Os princípios intrínsecos do movimento são a matéria e a forma, as quais, neste sentido, constituem a natureza, a qual é princípio intrínseco de movimento. Mas para explicar inteiramente o movimento é necessário a postulação de outras causas extrínsecas. O movimento só é inteiramente explicável mediante um total de quatro gêneros de causas. Estas são as seguintes:

  • A matéria, ou causa material;
  • a forma, ou causa formal;
  • a causa eficiente;
  • a causa final.

12. O que são a causa material e formal.

Sobre a causa material e formal, ou a matéria e a forma, já falamos o bastante. Elas explicam suficientemente o movimento do ponto de vista dos princípios intrínsecos. São os princípios passivos do movimento.

13. O que é a causa eficiente.

A causa eficiente é o princípio ativo do movimento e do repouso. É aquilo que efetivamente faz com que o ente se mova, atuando como agente externo que provoca o movimento. Quando alguém empurrar uma mesa está sendo a causa eficiente do movimento da mesa; quando o fogo aquece a água, o fogo é a causa eficiente do aquecimento da água.

14. O que é a causa final.

Uma causa é dita final na medida em que algo é um fim para um determinado movimento. Quando vamos a algum lugar para tratar de algum assunto, dizemos que este assunto se torna a causa final do movimento, porque todo o movimento é realizado tendo em vista a este fim. Este exemplo é tirado da psicologia humana, e é exato, porque o assunto a ser tratado foi verdadeiramente o fim em função do qual se deu o movimento e pelo qual este movimento se explica como em uma de suas causas. No entanto, o exemplo tem uma extensão muito mais geral, porque não são apenas os atos humanos que se realizam tendo em vista a algum fim, mas também todos os movimentos da natureza tendem a um fim, ainda que as causas eficientes neles envolvidos não sejam inteligentes, e, por isto mesmo, conscientes do fim ao qual se dirigem como ocorre no caso dos homens. No caso dos movimentos inconscientes da natureza a causalidade final também existe porque a ação do agente externo que age como causa eficiente provém de uma determinada forma que ele possui e, por este motivo, ela está determinada, por algo que já reconhecemos anteriormente como sendo um dos princípios da natureza, para um determinado fim. Neste sentido, a ação da forma de que é dotado o fogo é orientada por sua própria natureza para o aquecimento, que é a causa final do movimento de que ele é causa eficiente.
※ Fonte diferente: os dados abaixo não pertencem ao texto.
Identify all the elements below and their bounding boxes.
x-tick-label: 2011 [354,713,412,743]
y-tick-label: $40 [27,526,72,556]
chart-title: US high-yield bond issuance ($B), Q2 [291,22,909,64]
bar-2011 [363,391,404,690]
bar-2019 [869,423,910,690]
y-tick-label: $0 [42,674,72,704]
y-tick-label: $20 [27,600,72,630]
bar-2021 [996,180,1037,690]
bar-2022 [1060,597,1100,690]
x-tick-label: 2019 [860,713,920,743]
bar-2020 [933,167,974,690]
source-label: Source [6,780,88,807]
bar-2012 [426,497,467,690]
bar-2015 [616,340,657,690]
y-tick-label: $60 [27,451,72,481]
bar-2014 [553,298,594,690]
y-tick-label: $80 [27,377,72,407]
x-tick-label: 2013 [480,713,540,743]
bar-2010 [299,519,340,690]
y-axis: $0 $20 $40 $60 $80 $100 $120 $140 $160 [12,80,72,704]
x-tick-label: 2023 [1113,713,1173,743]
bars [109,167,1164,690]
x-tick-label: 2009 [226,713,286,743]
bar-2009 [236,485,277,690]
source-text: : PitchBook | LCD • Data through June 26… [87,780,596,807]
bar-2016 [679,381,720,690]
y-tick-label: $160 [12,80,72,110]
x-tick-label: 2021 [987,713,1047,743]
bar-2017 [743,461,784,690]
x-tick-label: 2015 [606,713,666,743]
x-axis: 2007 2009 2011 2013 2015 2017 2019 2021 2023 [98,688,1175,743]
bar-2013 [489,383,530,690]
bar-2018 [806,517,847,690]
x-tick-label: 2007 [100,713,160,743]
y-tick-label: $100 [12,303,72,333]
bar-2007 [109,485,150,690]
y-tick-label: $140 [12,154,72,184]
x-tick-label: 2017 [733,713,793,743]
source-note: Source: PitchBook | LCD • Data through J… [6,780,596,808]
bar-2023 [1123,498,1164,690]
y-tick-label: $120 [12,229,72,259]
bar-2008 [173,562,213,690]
15. A causalidade final é a causa que move todos os gêneros de causa.

A causa final é a causa de todas as outras causas. Ela é, simplesmente, a causa das causas. Sempre existe causalidade final nos movimentos porque nada é movido da potência ao ato a não ser por um agente externo que esteja em ato. A causalidade material e formal, portanto, para resultarem num movimento, necessitam do agente externo ou da causa eficiente. A causa eficiente, porém, agindo na medida em que está em ato através de sua própria forma, tende necessariamente para algo determinado, e esta é a causa final do movimento. No caso dos seres inteligentes a explicação é essencialmente a mesma, sendo que a forma que é a causa eficiente do movimento é a própria forma apreendida pela inteligência daquele que, através de sua vontade, causa o movimento; a diferença reside apenas no fato de que, enquanto esta forma nos seres inanimados é única e sempre predeterminada a um fim único, nos seres inteligentes dotados de vontade ela não é necessariamente predeterminada.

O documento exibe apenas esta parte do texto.